Don’t Let These Overlooked Costs Ruin Your Retirement

Author: Jacob Jackson

Most of us began building our retirement savings since the moment we started to work. So why is it that many Americans find themselves over their heads in bills after retirement, realizing that they may not have planned properly for their future? We want to be living carefree on a beach somewhere in our retirement, not meeting with financial advisors, calling out to family members for help, or taking out loans late in our lives.

We all know we need to save for retirement, but we often don't know exactly what we're planning for. Blindly putting money aside will not optimize our retirement. By understanding the top overlooked retirement costs, we can begin to put into place concrete game plans given certain situations prevail. Understanding our particular situation in relation to these costs can help us ballpark and reassess our savings goals.(Also, see: 5 Myths That Could Hurt Your Retirement.)

Healthcare Costs

More and more Americans are becoming aware of the rising cost of healthcare in retirement. Yet, the majority of us are still shocked to find that the average couple over the age of 65 can expect to pay about $245,000 in healthcare costs alone through retirement, according to Fidelity's annual Retirement Health Care Cost Estimate. Due to medical advances, we're fortunately living longer; nevertheless, as we age, we become more prone to health complications. Gaps in Medicare coverage, along with high deductibles and other out-of-pocket expenses can inflate uncovered medical expenses and put a significant dent into hard-earned retirement savings. (For related reading, see: How To Make Sure Your Healthcare Costs Do Not Ruin Your Retirement.)

Unforeseen Taxes

If you've been exceptional at saving for retirement, you may find your income actually increasing after you stop working. The only downside is that your income tax bill will rise as a direct result. Retirement plans such as IRAs with required minimum distributions after the age of 70.5 will contribute to your taxable income and income tax bracket. It is important to note that failure to take the distribution can leave you with a penalty of 50% of the deficiency. Also, be aware of the fact that past a certain income threshold, Social Security benefits can also be taxable. If half of your total Social Security benefits plus your other income exceeds $32,000 for couples or $25,000 for singles, you may be required to make a payment to Uncle Sam. (To learn more, see: 5 Tax(ing) Retirement Mistakes.)

A Legal Battle

As we get older, more legal issues tend to arise. From family feuds to past business deals gone wrong, your assets are never 100% safe. Therefore, you must make sure that you have the proper cushions in place in the event of a legal battle. To stay on the defense, you should be aware of the benefits of tax-efficient retirement savings accounts such as a 401(k). Make sure to stay up to date on laws in place in your particular local jurisdiction regarding the safety of IRAs in the case of a lawsuit or bankruptcy. (To learn more, see: How to Protect Your Retirement From Lawsuits)

Newfound Leisure Time

Working hard in the cubicle, or out in the field, many of us imagine how amazing it will feel when we have all the time in the world to lie back and rest. But as we've probably all heard from retirees, the boredom starts to set in not too long after the well-deserved siesta. Use retirement as an opportunity to discover new hobbies, talents, friends and interests you may not have had time to focus on when working full-time.

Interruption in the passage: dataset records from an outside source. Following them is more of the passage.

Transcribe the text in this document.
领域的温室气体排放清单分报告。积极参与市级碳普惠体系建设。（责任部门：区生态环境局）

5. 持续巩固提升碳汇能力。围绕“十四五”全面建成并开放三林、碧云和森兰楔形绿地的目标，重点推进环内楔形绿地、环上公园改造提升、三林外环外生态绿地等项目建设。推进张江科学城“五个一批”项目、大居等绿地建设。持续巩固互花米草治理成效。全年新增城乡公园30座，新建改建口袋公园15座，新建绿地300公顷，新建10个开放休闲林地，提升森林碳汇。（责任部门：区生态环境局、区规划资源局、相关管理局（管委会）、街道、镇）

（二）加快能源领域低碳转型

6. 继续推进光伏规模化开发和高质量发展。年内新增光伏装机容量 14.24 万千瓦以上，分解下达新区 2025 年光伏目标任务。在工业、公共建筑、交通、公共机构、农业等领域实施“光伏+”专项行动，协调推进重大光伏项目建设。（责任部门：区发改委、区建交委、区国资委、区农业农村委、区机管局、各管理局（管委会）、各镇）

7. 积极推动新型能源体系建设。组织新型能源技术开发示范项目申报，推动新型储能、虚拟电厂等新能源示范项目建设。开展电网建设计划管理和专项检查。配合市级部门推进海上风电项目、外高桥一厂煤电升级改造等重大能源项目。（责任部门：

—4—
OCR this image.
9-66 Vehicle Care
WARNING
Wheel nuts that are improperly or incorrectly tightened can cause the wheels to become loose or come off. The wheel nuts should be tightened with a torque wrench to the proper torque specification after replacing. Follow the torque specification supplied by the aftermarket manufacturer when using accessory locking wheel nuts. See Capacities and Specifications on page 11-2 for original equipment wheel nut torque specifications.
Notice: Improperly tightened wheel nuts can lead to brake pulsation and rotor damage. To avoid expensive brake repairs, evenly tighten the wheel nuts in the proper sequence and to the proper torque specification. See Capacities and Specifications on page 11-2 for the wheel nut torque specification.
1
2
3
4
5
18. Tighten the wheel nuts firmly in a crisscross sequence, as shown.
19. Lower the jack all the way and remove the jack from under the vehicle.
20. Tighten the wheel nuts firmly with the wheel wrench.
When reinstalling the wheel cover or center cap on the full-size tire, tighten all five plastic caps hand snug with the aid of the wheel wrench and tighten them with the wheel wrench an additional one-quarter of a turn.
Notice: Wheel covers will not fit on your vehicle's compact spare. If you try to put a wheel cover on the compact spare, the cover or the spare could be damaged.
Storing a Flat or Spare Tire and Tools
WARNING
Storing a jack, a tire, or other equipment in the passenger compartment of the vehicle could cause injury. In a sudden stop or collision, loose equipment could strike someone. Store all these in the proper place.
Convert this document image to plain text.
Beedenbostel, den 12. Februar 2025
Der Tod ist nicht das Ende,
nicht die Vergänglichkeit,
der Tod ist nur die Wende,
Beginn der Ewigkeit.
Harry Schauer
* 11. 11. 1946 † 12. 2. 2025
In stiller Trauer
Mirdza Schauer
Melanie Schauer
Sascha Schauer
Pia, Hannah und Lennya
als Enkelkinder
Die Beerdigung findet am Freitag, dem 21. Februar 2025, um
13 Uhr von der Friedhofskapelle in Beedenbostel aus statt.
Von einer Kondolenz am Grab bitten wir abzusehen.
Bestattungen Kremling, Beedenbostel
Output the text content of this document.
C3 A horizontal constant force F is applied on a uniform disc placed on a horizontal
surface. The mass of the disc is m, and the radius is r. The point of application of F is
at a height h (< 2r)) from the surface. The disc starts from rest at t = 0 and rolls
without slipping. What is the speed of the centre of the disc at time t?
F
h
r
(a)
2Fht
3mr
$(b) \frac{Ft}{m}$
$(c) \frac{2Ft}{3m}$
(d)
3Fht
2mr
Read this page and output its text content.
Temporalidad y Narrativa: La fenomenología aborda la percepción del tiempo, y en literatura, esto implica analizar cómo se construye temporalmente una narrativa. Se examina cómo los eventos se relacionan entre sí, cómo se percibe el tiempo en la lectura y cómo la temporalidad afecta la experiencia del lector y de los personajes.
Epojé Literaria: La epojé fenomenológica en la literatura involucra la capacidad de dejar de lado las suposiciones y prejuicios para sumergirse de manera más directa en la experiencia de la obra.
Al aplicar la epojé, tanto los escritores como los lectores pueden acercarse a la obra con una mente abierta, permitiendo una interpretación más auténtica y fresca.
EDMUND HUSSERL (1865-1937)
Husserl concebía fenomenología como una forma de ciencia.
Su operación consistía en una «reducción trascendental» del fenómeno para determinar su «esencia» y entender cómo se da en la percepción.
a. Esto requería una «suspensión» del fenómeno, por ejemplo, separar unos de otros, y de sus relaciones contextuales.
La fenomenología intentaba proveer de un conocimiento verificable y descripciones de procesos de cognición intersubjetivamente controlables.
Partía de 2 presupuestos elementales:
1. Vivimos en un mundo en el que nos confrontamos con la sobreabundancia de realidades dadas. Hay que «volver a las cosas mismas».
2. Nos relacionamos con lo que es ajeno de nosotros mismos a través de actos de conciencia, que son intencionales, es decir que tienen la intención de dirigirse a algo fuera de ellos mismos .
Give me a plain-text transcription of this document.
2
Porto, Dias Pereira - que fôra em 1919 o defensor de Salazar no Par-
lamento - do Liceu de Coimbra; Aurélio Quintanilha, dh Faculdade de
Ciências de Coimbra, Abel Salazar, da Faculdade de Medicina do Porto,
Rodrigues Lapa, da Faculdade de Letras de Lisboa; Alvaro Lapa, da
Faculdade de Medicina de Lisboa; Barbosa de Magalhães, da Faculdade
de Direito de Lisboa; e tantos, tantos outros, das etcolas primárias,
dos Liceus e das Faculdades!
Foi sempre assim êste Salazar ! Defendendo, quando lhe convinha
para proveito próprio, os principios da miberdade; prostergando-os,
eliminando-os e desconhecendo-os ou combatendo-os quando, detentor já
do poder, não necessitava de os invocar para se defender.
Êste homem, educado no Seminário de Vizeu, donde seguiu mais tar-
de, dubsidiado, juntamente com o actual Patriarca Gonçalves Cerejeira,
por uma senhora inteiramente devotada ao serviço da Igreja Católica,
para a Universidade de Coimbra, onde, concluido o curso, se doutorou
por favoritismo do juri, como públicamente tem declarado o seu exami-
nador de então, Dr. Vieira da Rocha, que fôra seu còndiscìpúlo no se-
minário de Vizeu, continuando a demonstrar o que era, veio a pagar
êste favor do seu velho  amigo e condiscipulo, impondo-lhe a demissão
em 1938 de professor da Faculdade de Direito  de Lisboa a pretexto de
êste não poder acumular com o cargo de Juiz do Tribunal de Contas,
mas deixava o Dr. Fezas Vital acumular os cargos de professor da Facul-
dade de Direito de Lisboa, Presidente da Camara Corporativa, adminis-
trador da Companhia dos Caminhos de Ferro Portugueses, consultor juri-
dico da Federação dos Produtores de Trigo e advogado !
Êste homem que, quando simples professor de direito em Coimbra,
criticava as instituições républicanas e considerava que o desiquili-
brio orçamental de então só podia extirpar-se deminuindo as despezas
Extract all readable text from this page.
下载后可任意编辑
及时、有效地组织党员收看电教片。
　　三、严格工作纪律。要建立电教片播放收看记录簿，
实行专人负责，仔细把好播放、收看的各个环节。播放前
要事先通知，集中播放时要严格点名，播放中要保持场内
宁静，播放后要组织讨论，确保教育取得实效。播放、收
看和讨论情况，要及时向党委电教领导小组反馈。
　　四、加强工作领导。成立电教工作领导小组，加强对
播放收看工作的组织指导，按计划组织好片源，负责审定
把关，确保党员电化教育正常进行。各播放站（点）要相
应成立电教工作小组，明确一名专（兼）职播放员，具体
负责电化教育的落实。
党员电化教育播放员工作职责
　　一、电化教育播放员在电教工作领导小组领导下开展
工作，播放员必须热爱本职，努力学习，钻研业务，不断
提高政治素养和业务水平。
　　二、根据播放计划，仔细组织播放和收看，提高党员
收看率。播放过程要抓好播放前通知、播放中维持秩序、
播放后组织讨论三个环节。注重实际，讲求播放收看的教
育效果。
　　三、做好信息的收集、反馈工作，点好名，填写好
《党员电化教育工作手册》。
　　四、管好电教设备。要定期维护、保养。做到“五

Before retirement, it's important to evaluate this critical factor. If you're someone who would like to travel the world after retirement, or take mini-vacations to see your children dispersed around the country, traveling needs to be factored into the budget. Other hobbies can be expensive as well, such as skiing, golfing, or becoming a wine connoisseur. (For related reading, see: 4 Big Reasons Your Expenses Could Rise In Retirement.)

The Bottom Line

Although it can be scary to think about, we should be prepared for the often costly price of retirement. We need to fully understand what we're saving for, to optimize our retirement planning and savings. This way, it feels better to put aside our money knowing exactly what it's helping get us towards, and preventing us from falling into.